I did not know his surname
or where to find his girlfriend.
And anyway, Sargeant Adamu found
the gold tooth when
his rifle dislodged it from my
anus.
Buffalo Soldier
In the last week before
he died, John James would cry softly
every night.
His father, colonel on the wrong side
absconded to Chad, across the border –
they came looking for him.
Finding only John James and his mother,
they took him, ransom for his father’s head;
but he never came – maybe he never knew.
Unable to lose face, they held JJ anyway;
one extra hand for graveyard duty – and practise
for artists seeking the perfect torture.
This child’s only crimes were an overactive
imagination, a belief in the unseen – a father who
haunted a despot.
He sucked, through eager eyes tales from Jeremiah:
goblins, ghosts, cannibals and parallel worlds. Doesn’t
he recognise the plots from the comics he gave him?
In the week before
he died, John James’ laughter fell
mauve gossamer blossoms from a tree shaking.
Heavensgate
The other politicos,
privileged by class,
education, family,
preen in their bravado,
safe from death, protected by old,
powerful benevolence.
They pay other inmates to sing their praises:
Shouts of ‘Baba! Baba! Poor man’s saviour’
chase their farts echoing up their own arses.
Other heroes here are men and boys
with no power, no privilege, no class,
nothing to gain: not even a book published.

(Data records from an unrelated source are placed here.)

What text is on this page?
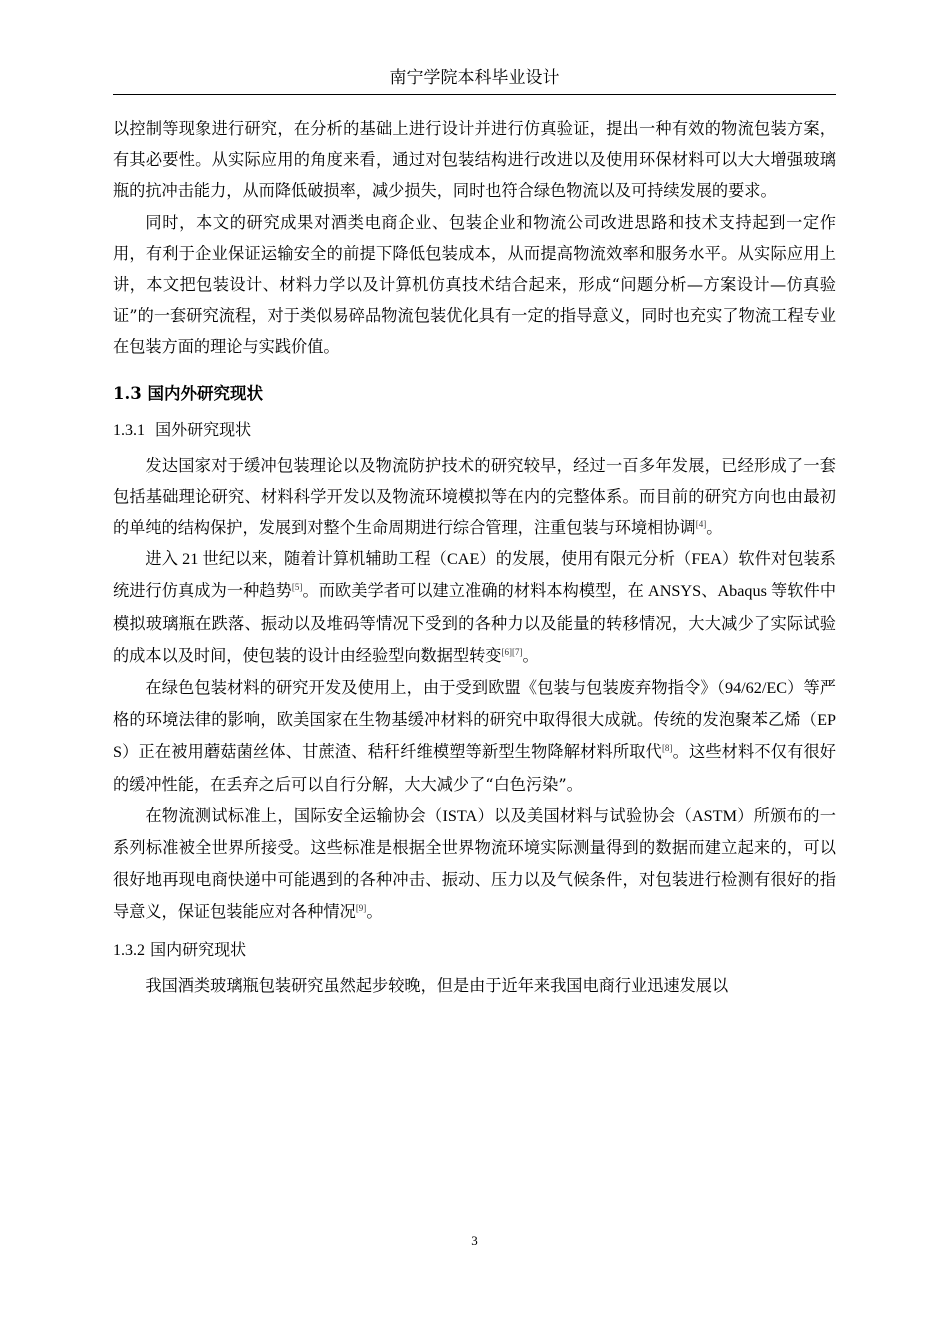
南宁学院本科毕业设计

以控制等现象进行研究，在分析的基础上进行设计并进行仿真验证，提出一种有效的物流包装方案，有其必要性。从实际应用的角度来看，通过对包装结构进行改进以及使用环保材料可以大大增强玻璃瓶的抗冲击能力，从而降低破损率，减少损失，同时也符合绿色物流以及可持续发展的要求。

同时，本文的研究成果对酒类电商企业、包装企业和物流公司改进思路和技术支持起到一定作用，有利于企业保证运输安全的前提下降低包装成本，从而提高物流效率和服务水平。从实际应用上讲，本文把包装设计、材料力学以及计算机仿真技术结合起来，形成“问题分析—方案设计—仿真验证”的一套研究流程，对于类似易碎品物流包装优化具有一定的指导意义，同时也充实了物流工程专业在包装方面的理论与实践价值。

1.3 国内外研究现状
1.3.1 国外研究现状

发达国家对于缓冲包装理论以及物流防护技术的研究较早，经过一百多年发展，已经形成了一套包括基础理论研究、材料科学开发以及物流环境模拟等在内的完整体系。而目前的研究方向也由最初的单纯的结构保护，发展到对整个生命周期进行综合管理，注重包装与环境相协调[4]。

进入 21 世纪以来，随着计算机辅助工程（CAE）的发展，使用有限元分析（FEA）软件对包装系统进行仿真成为一种趋势[5]。而欧美学者可以建立准确的材料本构模型，在 ANSYS、Abaqus 等软件中模拟玻璃瓶在跌落、振动以及堆码等情况下受到的各种力以及能量的转移情况，大大减少了实际试验的成本以及时间，使包装的设计由经验型向数据型转变[6][7]。

在绿色包装材料的研究开发及使用上，由于受到欧盟《包装与包装废弃物指令》（94/62/EC）等严格的环境法律的影响，欧美国家在生物基缓冲材料的研究中取得很大成就。传统的发泡聚苯乙烯（EPS）正在被用蘑菇菌丝体、甘蔗渣、秸秆纤维模塑等新型生物降解材料所取代[8]。这些材料不仅有很好的缓冲性能，在丢弃之后可以自行分解，大大减少了“白色污染”。

在物流测试标准上，国际安全运输协会（ISTA）以及美国材料与试验协会（ASTM）所颁布的一系列标准被全世界所接受。这些标准是根据全世界物流环境实际测量得到的数据而建立起来的，可以很好地再现电商快递中可能遇到的各种冲击、振动、压力以及气候条件，对包装进行检测有很好的指导意义，保证包装能应对各种情况[9]。

1.3.2 国内研究现状

我国酒类玻璃瓶包装研究虽然起步较晚，但是由于近年来我国电商行业迅速发展以

3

Their crime is to be poor and proud
in the face of tyranny: unbroken by angels
they worry liars to madness.
And one of these nameless
crawled into my cell at night via sewer pipe
to give me a jar of his own blood
and paper, stolen inch by inch, hidden up
trained rectums and glued together into
sheets with mango sap.
‘To take write our suffering’
These true heroes are lost
in the heat hazes that shimmer over unmarked
graves riddling the swamp behind the prison walls.
Mango Chutney
Plucking mangoes
Sport for guards, soldiers, policemen.
Drunk, home bound from shift-end
they stop at death row, choose casually,
lining us up against the wall scarred from
previous plucking, under that spreading tree.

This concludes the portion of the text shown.